The Aperol Spritz is arguably the most successful aperitivo export Italy has ever produced. In the span of two decades, it went from a regional Venetian ritual to the dominant warm-weather drink in 60+ countries. But with popularity comes a wave of badly made versions. This guide fixes that.
The 3-2-1 rule
The official recipe, endorsed by Aperol and deeply embedded in Venetian bar culture, is deceptively simple:
Classic Aperol Spritz
- 3 parts Prosecco DOC (chilled, ideally Valdobbiadene)
- 2 parts Aperol
- 1 part soda water (a small splash)
- Plenty of ice — always large cubes or a single large sphere
- One large orange slice, placed on the rim not submerged
Build the drink directly in a large wine glass (a stemmed balloon glass is ideal). Add ice first. Pour Prosecco, then Aperol, then the small soda splash. Do not stir — a gentle swirl is all you need. The layers naturally combine.
Why the ratio matters
The 3-2-1 formula is not arbitrary. Aperol sits at 11% ABV and has a pronounced bittersweet character. Too much of it (say, a 1:1 with Prosecco) becomes cloying and overwhelmingly orange. Too little and the Prosecco dominates and you lose the bitter complexity that makes an Aperol Spritz different from a glass of sparkling wine with a splash of orange juice.

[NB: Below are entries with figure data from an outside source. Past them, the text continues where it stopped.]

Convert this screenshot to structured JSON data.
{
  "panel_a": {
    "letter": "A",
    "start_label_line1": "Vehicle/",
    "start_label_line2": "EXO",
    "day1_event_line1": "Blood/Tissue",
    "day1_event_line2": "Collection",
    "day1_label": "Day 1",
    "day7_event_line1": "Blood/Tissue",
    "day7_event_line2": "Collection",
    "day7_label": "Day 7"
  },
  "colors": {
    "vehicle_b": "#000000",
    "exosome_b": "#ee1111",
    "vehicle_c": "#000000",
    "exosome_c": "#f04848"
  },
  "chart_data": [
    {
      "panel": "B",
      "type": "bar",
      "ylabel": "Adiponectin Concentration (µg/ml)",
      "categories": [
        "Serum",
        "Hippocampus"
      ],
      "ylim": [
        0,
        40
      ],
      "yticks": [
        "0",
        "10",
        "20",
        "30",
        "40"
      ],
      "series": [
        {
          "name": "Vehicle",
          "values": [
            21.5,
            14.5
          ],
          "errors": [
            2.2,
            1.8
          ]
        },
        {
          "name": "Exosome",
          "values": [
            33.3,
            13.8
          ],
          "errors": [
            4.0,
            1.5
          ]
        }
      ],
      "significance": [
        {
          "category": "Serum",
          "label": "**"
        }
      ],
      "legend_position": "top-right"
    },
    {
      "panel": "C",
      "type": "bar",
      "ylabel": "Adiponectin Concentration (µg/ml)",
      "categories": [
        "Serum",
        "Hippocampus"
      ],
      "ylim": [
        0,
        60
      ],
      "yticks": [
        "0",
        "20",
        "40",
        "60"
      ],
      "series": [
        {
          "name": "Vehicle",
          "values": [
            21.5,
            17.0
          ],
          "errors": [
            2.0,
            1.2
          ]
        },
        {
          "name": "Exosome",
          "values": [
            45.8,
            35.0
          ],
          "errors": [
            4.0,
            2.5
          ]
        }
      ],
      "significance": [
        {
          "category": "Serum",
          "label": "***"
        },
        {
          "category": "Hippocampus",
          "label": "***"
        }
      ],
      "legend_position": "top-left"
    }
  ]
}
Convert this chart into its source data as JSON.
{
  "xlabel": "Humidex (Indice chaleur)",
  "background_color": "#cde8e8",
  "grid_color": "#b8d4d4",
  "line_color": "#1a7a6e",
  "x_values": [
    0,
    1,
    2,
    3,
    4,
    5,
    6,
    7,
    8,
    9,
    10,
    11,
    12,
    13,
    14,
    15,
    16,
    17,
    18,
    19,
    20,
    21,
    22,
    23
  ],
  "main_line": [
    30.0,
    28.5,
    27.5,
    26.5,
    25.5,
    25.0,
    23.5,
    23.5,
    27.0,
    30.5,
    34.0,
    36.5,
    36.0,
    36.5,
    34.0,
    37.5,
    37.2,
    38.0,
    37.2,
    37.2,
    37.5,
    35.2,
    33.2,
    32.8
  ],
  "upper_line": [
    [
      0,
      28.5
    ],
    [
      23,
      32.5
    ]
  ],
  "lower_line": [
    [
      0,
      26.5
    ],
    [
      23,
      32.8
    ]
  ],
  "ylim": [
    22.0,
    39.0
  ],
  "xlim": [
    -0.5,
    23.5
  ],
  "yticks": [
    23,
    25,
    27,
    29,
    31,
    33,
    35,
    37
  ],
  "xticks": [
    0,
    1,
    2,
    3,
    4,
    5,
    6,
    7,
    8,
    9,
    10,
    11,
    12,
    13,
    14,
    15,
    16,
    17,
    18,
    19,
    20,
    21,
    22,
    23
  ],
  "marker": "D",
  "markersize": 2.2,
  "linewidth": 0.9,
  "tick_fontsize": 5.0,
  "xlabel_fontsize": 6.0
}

The soda water's job is purely textural — it lengthens the drink and adds a subtle additional fizz that changes the mouthfeel. It does almost nothing to the flavour at the standard 1-part measure, but skip it entirely and the drink feels heavier and shorter.

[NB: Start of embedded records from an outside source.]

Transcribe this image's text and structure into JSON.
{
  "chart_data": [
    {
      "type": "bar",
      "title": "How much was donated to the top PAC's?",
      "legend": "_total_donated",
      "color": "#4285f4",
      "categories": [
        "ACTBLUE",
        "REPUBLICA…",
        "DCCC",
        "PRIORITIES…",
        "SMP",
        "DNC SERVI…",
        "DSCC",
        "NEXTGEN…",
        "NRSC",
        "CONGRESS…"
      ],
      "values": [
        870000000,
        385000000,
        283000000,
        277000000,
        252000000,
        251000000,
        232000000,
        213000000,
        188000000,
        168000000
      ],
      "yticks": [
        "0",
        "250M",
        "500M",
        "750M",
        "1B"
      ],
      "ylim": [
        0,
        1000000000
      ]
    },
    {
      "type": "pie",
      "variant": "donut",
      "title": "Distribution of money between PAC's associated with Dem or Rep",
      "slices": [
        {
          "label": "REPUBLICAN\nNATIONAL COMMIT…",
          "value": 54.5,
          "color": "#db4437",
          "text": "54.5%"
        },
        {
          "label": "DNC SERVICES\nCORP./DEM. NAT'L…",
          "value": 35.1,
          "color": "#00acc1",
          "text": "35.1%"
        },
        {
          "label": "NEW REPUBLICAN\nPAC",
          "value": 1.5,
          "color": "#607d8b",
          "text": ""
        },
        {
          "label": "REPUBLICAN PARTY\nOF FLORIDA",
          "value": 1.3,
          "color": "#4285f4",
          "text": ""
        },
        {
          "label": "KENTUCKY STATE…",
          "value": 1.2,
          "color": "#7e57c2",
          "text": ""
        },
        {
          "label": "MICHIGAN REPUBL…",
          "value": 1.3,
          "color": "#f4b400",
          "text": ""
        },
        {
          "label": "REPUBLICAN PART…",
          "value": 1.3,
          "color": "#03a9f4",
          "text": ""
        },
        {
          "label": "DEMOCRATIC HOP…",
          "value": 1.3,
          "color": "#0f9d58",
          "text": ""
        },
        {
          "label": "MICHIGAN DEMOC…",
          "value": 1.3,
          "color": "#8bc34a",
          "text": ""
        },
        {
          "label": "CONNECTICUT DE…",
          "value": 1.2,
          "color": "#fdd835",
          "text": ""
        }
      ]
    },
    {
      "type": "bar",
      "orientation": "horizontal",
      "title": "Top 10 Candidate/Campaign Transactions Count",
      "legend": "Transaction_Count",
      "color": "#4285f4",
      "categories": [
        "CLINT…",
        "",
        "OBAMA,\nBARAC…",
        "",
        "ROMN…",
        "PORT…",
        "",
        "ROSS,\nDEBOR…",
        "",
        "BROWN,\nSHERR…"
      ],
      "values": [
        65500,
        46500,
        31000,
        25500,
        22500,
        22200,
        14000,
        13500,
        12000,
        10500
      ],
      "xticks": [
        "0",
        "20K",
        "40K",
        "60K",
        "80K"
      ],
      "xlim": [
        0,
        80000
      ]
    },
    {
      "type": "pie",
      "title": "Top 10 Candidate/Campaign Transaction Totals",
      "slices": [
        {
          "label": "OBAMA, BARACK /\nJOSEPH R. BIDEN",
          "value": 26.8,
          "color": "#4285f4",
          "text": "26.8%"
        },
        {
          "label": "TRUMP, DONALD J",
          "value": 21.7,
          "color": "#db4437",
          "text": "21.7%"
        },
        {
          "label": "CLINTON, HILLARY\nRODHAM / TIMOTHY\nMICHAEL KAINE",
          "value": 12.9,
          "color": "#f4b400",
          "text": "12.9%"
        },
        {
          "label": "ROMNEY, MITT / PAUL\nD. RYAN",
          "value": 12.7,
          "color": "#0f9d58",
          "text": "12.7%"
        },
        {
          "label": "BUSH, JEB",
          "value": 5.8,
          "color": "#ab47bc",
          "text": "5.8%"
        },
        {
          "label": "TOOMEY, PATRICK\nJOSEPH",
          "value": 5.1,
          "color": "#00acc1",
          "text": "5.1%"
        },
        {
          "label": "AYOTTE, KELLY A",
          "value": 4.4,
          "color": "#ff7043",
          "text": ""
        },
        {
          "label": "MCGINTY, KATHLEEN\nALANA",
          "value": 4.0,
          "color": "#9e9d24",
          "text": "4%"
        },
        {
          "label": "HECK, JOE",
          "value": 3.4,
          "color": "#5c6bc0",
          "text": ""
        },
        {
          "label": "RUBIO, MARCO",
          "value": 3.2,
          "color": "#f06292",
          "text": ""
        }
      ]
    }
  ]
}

"The Spritz is a philosophy, not a recipe. You drink it slowly. You don't hurry the aperitivo hour."
Venetian variation 1: The drier Spritz
Bartenders at the best bacari (Venetian wine bars) often nudge the ratio toward more Prosecco. A 4-2-1 ratio creates a drier, lighter drink that's more wine-forward. This is the preferred style in the early evening when you want something refreshing rather than bold, and it pairs beautifully with salty snacks like olive ascolane or tramezzini.

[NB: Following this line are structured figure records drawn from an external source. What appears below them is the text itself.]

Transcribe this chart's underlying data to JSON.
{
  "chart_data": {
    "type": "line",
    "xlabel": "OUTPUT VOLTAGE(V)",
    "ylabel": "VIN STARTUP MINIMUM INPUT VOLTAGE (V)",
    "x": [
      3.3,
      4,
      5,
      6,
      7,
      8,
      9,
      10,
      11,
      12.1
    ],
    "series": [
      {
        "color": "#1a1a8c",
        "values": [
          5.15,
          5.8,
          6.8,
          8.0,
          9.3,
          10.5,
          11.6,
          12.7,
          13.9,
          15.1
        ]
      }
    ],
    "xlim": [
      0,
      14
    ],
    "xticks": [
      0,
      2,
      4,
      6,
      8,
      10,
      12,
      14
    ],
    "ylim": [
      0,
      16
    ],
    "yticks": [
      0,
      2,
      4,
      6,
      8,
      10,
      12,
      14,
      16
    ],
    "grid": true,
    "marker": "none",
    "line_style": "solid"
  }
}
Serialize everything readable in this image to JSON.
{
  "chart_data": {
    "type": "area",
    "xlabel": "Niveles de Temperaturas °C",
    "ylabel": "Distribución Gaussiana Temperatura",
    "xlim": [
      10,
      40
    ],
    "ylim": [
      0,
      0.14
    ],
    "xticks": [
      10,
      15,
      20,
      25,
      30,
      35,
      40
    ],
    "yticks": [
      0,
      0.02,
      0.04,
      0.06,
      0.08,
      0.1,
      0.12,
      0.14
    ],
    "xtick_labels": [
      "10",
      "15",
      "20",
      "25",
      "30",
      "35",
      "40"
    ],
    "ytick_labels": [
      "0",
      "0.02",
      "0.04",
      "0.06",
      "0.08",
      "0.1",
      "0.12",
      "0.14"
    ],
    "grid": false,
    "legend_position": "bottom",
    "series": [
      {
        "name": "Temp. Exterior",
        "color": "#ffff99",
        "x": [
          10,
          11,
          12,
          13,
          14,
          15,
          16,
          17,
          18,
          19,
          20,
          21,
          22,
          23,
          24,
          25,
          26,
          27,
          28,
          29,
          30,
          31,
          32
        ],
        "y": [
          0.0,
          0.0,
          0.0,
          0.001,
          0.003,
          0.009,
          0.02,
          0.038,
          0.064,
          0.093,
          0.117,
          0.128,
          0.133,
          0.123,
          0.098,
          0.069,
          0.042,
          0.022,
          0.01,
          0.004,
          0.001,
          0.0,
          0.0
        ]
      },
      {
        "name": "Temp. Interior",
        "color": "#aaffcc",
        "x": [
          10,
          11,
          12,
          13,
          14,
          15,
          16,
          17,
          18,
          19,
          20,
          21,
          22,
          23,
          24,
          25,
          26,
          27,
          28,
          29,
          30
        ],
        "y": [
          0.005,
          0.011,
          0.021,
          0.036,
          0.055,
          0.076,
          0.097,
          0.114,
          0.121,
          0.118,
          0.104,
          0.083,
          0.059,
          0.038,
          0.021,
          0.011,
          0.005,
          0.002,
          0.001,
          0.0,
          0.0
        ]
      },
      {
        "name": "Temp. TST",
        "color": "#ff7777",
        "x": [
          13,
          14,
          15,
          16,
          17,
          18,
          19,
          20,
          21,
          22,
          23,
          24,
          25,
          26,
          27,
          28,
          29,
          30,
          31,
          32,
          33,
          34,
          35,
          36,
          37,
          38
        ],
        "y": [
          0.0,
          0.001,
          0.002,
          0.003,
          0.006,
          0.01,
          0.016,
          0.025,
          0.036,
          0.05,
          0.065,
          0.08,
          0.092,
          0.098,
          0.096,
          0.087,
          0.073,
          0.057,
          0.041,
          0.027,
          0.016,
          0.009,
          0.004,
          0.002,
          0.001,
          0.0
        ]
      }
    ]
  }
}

Venetian variation 2: Half Aperol, half Select
This is the insider move. Replace half the Aperol with Select (the original Venetian bitter, predating Aperol by decades). The result is a more complex, slightly more herbaceous drink with a longer, drier finish. Select has a more pronounced bitterness and a lower sweetness than Aperol, so the combined drink sits exactly between the classic Aperol Spritz and the more adult Select Spritz.
The one thing most people get wrong
Ice. Most home Spritz failures come from using small, fast-melting ice cubes that dilute the drink within minutes. Use large cubes (at least 4cm) or a single large sphere. In Venice, bartenders often use a single large cube or a handful of cracked ice rather than the standard cubed tray. The goal is maximum chill, minimum dilution.
Choosing the right Prosecco
Not all Prosecco is equal. For an Aperol Spritz, you want a Prosecco DOC Treviso or Valdobbiadene with noticeable acidity. Avoid anything labelled "extra dry" (paradoxically sweeter than "brut") — the additional sweetness combined with Aperol's sugar content tips the drink from refreshing into tooth-achingly sweet. A Brut or Extra Brut Prosecco will give you the cleaner, more balanced result.
The best widely-available options: Santa Margherita Prosecco Superiore, Bisol Crede, or La Marca Prosecco DOC. For daily use, a good supermarket Prosecco Brut at €8–12 is perfectly fine.